For our project, we are simulating GPUs in CADSS.
So far, we have focused on putting together a simple streaming multiprocessor with basic warp scheduling. What we have so far is:
Of the deliverables we originally proposed, we have already put together the basic streaming multiprocessor (Deliverable 2) which supports CADSS’ built-in trace file format (Deliverable 1).
We have not yet implemented support for multiple streaming multiprocessors (Deliverable 3). From there, the only remaining deliverable we proposed was integrations with other CADSS components (caches etc.). After reviewing GPU architecture further we have decided to only implement the GPU and “memory” components with variable delays based on whether the accesses are to shared or global memory, which should cut down on implementation time.
After implementing some pieces of our project, we have found that the most interesting parts pertain to scheduling: both of warps onto SMs, and of instructions within individual warps.
Currently, a limitation of our simulator is that threads within warps never diverge. In essence, all threads within a warp always execute the same instruction. This limits our ability to perform interesting simulations, for example, ones that model workload imbalance or thread divergence. We have thought of two approaches to tackle this problem:
Approach 1 is much simpler to implement, but has the potential to produce massive trace files for complex programs.
Approach 2 will require significant implementation effort, but would allow us to perform simulations using much shorter trace files (e.g. on a transpiled version of the original NVIDIA PTX) and expicitly model techniques used in modern GPUs to handle thread divergence. We hope this will make our project more interesting.

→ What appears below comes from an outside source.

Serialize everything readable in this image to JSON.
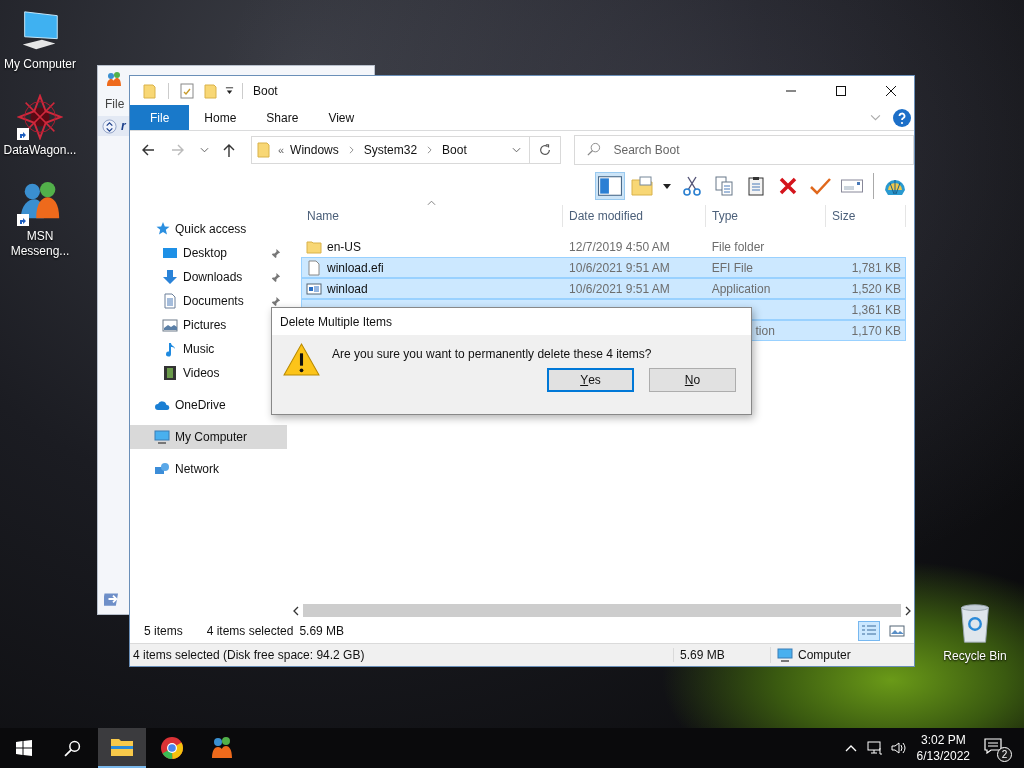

In addition to modelling computation, this approach would require us to implement algorithms similar to the ones proposed by Aamodt et al. (p.25) in their book if we want to simulate loops without explicitly unrolling them in the trace files. The basic approach would involve building a control flow graph from the assembly at initialization time, then maintaining a simple runtime data structure to make sure that threads properly converge. Additionally, this approach seems to be used by Ali et al in their paper.
The main result we hope to show at the poster session are charts that demonstrate that runtime trends on our simulated GPU have roughly the same runtime curve as on a real GPU as we increase the input size.
If we implement the more advanced execution model, we could also put together a demo of complex programs supported by our simulator.
A significant concern is that modern GPUs may be too difficult to simulate using the simplistic model we have so far. Many implementation details are proprietary and can only be speculated about (at best) using the CUDA specification, white papers, and patents [3]. Additionally, implementation details (microarchitecture) varies from one GPU to another. This may affect our ability to produce performance curves that accurately model those of real GPUs. For example, while experimenting with SAXPY, we found that code that ought to have higher thread divergence actually performed better in certain cases due to (unknown) optimizations.